Маккензи припарковался в конце улицы Миромениль, в двух шагах от офиса СОВЛ, и торопливо зашагал к высокому зданию. На входе он предъявил удостоверение и спросил Залевски. Но, как он и опасался, поляка не оказалось на месте. И все же Ари решил расспросить знакомого сотрудника из отдела защиты высокопоставленных лиц, находящихся в опасности.
— Сожалею, Маккензи, Кшиштоф на задании, — объяснил офицер.
— Я не могу дозвониться ему на мобильный.
— Ничего удивительного. В таких случаях личные мобильные отключают.
Ари поморщился.
— Мне нужно связаться с ним немедленно. Это очень, очень срочно.
Офицер колебался. Разумеется, отвлекать агента по личным вопросам, когда он на задании, категорически запрещено, но Маккензи выглядел до того взволнованным, что убедил его поступиться правилами.
— Посмотрю, что можно сделать. Подожди здесь.
Офицер скрылся в кабинете и тут же вернулся, протягивая Маккензи телефон.
— Только быстро, — приказал он.
Голос Кшиштофа едва пробивался сквозь треск.
— Что случилось, Ари?
— Где документы Манселя?
— Я же тебе говорил, что положил их в камеру хранения, пока…
— Их нет в камере хранения, Кшиштоф. Я только что оттуда.
Последовало молчание.
— Ты… Ты уверен? Ты в той ячейке смотрел?
— Да. Надеюсь, ты от меня ничего не скрываешь? Ты их, случаем, не перепрятал?
— Да нет же, Ари! Что ты, в самом деле!
Ари тут же пожалел, что задал этот вопрос.
— Ты о них кому-нибудь говорил?
— Никому! В курсе только ты и Ирис.
Ари зажмурился. Ну конечно. Об этой возможности он не подумал.
— Ирис? Ты назвал ей код?
— Да.
— О’кей. Прости за беспокойство. Я тебе перезвоню.
Аналитик отсоединился, вернул телефон офицеру СОВЛ, поблагодарил и почти бегом покинул здание.
Он запрыгнул в машину, вставил в уши наушники мобильника, тронулся с места и набрал номер мобильного Ирис.
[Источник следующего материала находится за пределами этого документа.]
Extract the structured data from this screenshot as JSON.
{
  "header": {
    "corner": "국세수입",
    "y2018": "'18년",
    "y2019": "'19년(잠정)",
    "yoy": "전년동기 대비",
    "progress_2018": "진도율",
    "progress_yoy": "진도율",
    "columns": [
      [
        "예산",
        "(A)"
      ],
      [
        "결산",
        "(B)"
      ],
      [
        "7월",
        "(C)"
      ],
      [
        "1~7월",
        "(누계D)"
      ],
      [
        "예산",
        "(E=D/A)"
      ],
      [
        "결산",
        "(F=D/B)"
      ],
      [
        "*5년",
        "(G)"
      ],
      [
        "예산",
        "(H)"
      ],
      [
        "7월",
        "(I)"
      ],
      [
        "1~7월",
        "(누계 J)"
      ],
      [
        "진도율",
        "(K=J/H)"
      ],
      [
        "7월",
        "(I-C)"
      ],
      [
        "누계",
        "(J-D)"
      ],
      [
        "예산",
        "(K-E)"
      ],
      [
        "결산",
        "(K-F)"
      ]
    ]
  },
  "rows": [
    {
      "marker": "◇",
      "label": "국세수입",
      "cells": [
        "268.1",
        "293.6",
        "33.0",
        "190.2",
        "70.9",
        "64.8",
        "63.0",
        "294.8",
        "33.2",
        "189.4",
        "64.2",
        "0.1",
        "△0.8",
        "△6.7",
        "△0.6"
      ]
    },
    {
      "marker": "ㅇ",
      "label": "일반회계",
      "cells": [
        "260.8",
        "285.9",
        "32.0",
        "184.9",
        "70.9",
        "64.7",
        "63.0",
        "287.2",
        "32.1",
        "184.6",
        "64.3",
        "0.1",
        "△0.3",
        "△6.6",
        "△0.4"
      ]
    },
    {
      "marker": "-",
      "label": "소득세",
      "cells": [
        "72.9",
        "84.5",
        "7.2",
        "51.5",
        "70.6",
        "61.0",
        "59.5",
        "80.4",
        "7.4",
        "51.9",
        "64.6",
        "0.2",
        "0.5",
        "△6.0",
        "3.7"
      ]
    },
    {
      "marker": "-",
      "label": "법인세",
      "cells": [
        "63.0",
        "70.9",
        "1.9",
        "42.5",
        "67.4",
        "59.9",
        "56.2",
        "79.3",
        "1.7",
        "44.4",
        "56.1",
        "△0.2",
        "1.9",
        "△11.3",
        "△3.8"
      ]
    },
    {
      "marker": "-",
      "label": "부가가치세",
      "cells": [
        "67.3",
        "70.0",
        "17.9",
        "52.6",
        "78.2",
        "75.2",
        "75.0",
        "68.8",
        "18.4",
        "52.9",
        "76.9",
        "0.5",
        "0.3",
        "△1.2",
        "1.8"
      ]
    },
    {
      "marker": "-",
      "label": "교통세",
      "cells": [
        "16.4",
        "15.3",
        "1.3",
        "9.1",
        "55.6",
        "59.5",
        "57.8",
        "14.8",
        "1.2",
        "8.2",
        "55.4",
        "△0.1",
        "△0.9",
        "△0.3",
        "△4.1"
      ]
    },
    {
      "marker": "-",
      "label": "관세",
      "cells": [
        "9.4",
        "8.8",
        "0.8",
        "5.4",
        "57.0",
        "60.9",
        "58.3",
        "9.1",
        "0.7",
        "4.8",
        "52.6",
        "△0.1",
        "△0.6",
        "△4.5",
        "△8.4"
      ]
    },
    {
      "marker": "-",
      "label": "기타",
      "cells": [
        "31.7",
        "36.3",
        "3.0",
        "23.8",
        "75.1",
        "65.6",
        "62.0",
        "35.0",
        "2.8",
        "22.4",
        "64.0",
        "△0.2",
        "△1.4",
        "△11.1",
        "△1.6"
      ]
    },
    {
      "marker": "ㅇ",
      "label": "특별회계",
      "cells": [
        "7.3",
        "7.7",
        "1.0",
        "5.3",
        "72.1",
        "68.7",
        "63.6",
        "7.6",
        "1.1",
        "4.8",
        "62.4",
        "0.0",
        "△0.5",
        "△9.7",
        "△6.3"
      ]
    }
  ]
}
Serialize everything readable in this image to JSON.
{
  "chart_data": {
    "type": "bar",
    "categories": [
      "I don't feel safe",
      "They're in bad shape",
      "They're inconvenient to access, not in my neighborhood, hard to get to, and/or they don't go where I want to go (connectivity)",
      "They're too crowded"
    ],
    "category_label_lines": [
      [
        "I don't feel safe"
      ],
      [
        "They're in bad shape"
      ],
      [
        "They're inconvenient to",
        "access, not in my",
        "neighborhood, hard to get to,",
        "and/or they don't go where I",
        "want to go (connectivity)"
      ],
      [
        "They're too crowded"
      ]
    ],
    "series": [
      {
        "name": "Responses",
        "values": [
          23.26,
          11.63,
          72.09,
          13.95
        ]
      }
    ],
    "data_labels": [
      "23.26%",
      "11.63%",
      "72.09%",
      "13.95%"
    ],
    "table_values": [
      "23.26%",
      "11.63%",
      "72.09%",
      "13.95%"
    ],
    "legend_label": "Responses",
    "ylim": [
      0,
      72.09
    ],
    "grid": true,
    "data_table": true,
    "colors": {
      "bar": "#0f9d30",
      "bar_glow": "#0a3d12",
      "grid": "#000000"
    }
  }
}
Но она не отвечала. Он звонил ей и домой, и на работу. Безрезультатно.
Ари бросил телефон на пассажирское сиденье, быстро выехал из улочки и направился в глубь Парижа.
Ему не верилось, что Ирис их предала. Быть того не может. Наверняка найдется какое-то объяснение. Может, ее заставили проговориться. Или она тут вообще ни при чем. Кому-то удалось, не взламывая, открыть ячейку 83… Презумпция невиновности. Нельзя отбрасывать сомнение.
Через пятнадцать минут он был в Левалуа. Вошел в здание ЦУВБ, миновал металлоискатель, поднялся на шестой этаж и направился в кабинет Ирис. Никого. Но дверь открыта.
Постояв перед стеклянной перегородкой, он вошел и принялся лихорадочно рыться в документах Ирис. Он просматривал бумаги у нее на столе, письма, сваленные в ящики… На самом деле он сам точно не знал, что ищет. Какую-нибудь улику, указывающую на связь Ирис с пропажей документов. Но чем дальше, тем больше он убеждался, насколько все это глупо и неуместно.
Внезапно дверь кабинета распахнулась, и Ари увидел Жиля Дюбуа.
— Что вы здесь творите, Маккензи?
— Где Ирис? — спросил он, игнорируя вопрос.
— Она позвонила утром и сказала, что больна. Но вы не ответили на мой вопрос. Что вы здесь забыли? Вы до понедельника на больничном… Здесь вам делать нечего.